SPIDER RAPIDS -- At approximately 8:00 AM Sunday morning, combined infantry and calvary forces of Hatfield's Cemetery Ridge Paintball Field launched a bold and daring bonsai attack on the neighboring Spider Rapids Country Club, catching golfers, caddies and groundskeepers completely by surprise.

"Raid on Spider Rapids -- This is no drill," was the desperate 911 call from club pro, Byron "Plugs" McCoy, caught on tape with the splats and the agonizing screams of stricken hackers clearly audible in the background.

Frantic foursomes on the back nine were quickly overwhelmed and driven back from positions in bunkers and water hazards, abandoning carts and clubs in a blizzard of scorecards during their hasty retreat.
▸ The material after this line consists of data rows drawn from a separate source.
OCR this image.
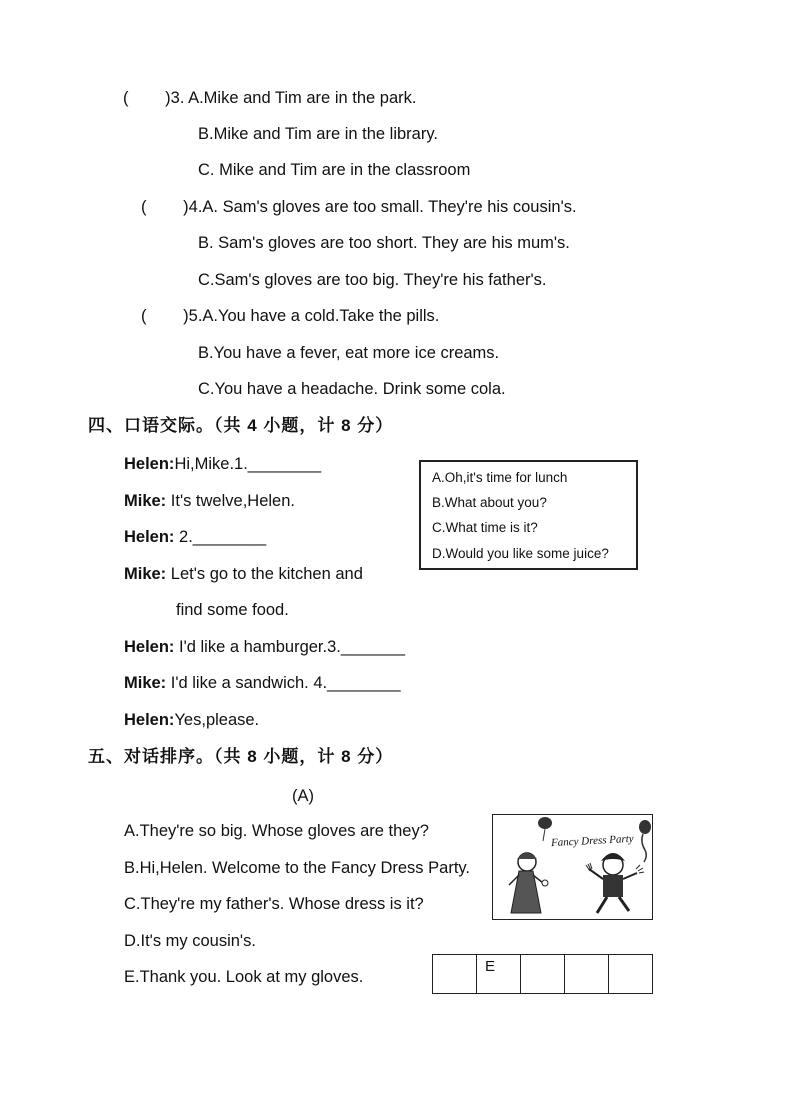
(        )3. A.Mike and Tim are in the park.
B.Mike and Tim are in the library.
C. Mike and Tim are in the classroom
(        )4.A. Sam's gloves are too small. They're his cousin's.
B. Sam's gloves are too short. They are his mum's.
C.Sam's gloves are too big. They're his father's.
(        )5.A.You have a cold.Take the pills.
B.You have a fever, eat more ice creams.
C.You have a headache. Drink some cola.
四、口语交际。（共 4 小题，计 8 分）
Helen:Hi,Mike.1.________
Mike: It's twelve,Helen.
Helen: 2.________
Mike: Let's go to the kitchen and
find some food.
Helen: I'd like a hamburger.3._______
Mike: I'd like a sandwich. 4.________
Helen:Yes,please.
A.Oh,it's time for lunch
B.What about you?
C.What time is it?
D.Would you like some juice?
五、对话排序。（共 8 小题，计 8 分）
(A)
A.They're so big. Whose gloves are they?
B.Hi,Helen. Welcome to the Fancy Dress Party.
C.They're my father's. Whose dress is it?
D.It's my cousin's.
E.Thank you. Look at my gloves.
Fancy Dress Party
	E			
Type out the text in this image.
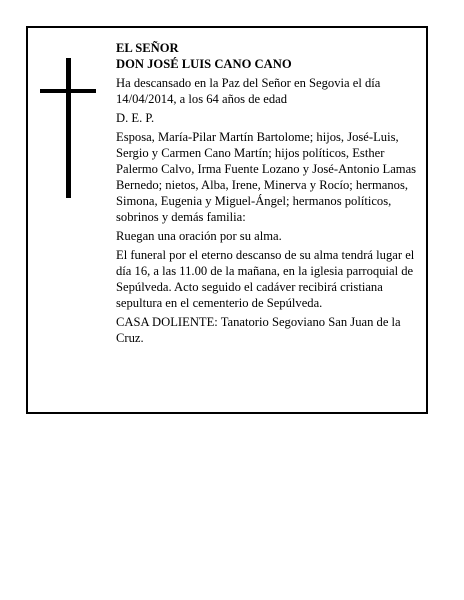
EL SEÑOR

DON JOSÉ LUIS CANO CANO

Ha descansado en la Paz del Señor en Segovia el día 14/04/2014, a los 64 años de edad

D. E. P.

Esposa, María-Pilar Martín Bartolome; hijos, José-Luis, Sergio y Carmen Cano Martín; hijos políticos, Esther Palermo Calvo, Irma Fuente Lozano y José-Antonio Lamas Bernedo; nietos, Alba, Irene, Minerva y Rocío; hermanos, Simona, Eugenia y Miguel-Ángel; hermanos políticos, sobrinos y demás familia:

Ruegan una oración por su alma.

El funeral por el eterno descanso de su alma tendrá lugar el día 16, a las 11.00 de la mañana, en la iglesia parroquial de Sepúlveda. Acto seguido el cadáver recibirá cristiana sepultura en el cementerio de Sepúlveda.

CASA DOLIENTE: Tanatorio Segoviano San Juan de la Cruz.
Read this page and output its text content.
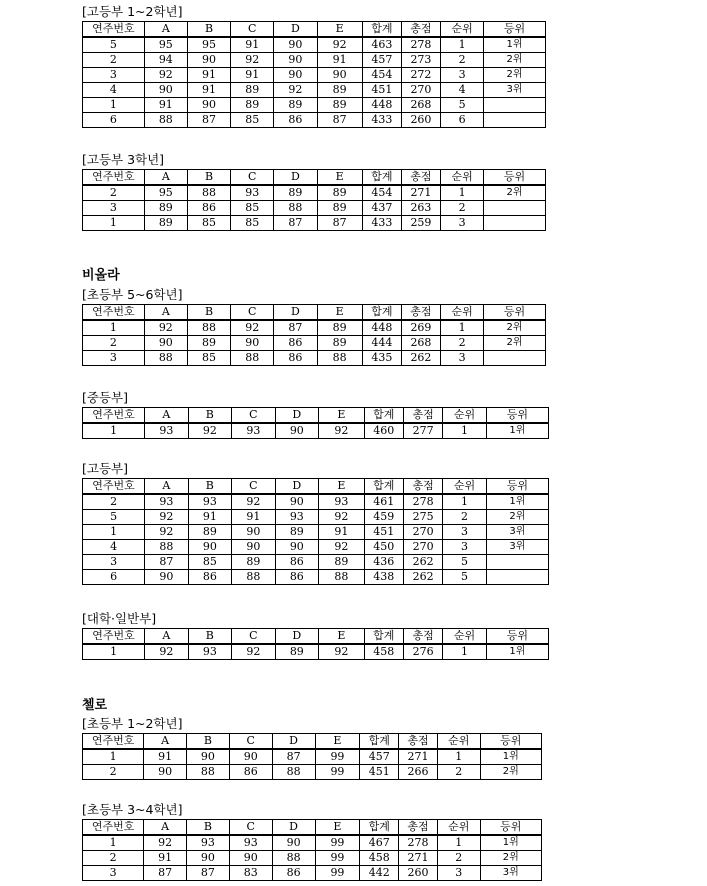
비올라
첼로
[고등부 1~2학년]
연주번호	A	B	C	D	E	합계	총점	순위	등위
5	95	95	91	90	92	463	278	1	1위
2	94	90	92	90	91	457	273	2	2위
3	92	91	91	90	90	454	272	3	2위
4	90	91	89	92	89	451	270	4	3위
1	91	90	89	89	89	448	268	5	
6	88	87	85	86	87	433	260	6	
[고등부 3학년]
연주번호	A	B	C	D	E	합계	총점	순위	등위
2	95	88	93	89	89	454	271	1	2위
3	89	86	85	88	89	437	263	2	
1	89	85	85	87	87	433	259	3	
[초등부 5~6학년]
연주번호	A	B	C	D	E	합계	총점	순위	등위
1	92	88	92	87	89	448	269	1	2위
2	90	89	90	86	89	444	268	2	2위
3	88	85	88	86	88	435	262	3	
[중등부]
연주번호	A	B	C	D	E	합계	총점	순위	등위
1	93	92	93	90	92	460	277	1	1위
[고등부]
연주번호	A	B	C	D	E	합계	총점	순위	등위
2	93	93	92	90	93	461	278	1	1위
5	92	91	91	93	92	459	275	2	2위
1	92	89	90	89	91	451	270	3	3위
4	88	90	90	90	92	450	270	3	3위
3	87	85	89	86	89	436	262	5	
6	90	86	88	86	88	438	262	5	
[대학·일반부]
연주번호	A	B	C	D	E	합계	총점	순위	등위
1	92	93	92	89	92	458	276	1	1위
[초등부 1~2학년]
연주번호	A	B	C	D	E	합계	총점	순위	등위
1	91	90	90	87	99	457	271	1	1위
2	90	88	86	88	99	451	266	2	2위
[초등부 3~4학년]
연주번호	A	B	C	D	E	합계	총점	순위	등위
1	92	93	93	90	99	467	278	1	1위
2	91	90	90	88	99	458	271	2	2위
3	87	87	83	86	99	442	260	3	3위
A last stand was quickly organized at the club driving range where a ragged line of members fought back valiantly with iron, spoon and niblick tee shots, barely stopping a final kamikaze charge within easy pitching wedge range of the nineteenth hole.

No one from Cemetery Ridge Paintball was available for comment, but Swirl Zitcheak, Assistant to the Assistant Manager of the nearby Chumwater Dairy Squeeze, which has long sought to maintain strict neutrality, said that long simmering tensions over recurring border incursions by slicing Titleists falling like a "Texas hailstorm" into the Hatfield faux battlefield finally boiled over into open hostilities.

"These dastardly "chips" launched their attack against us without warning or notice," said Mayor Archibald Alabaster III, who was putting for birdie on the storied par-three twelfth hole, when the so-called 'Paint Chips' commenced their assault. "I was three under at the turn! This is a day which will live in infamy and no matter how long it may take us to overcome this premeditated invasion, the USGA in their righteous might will win through to victory, so help me Ben Hogan."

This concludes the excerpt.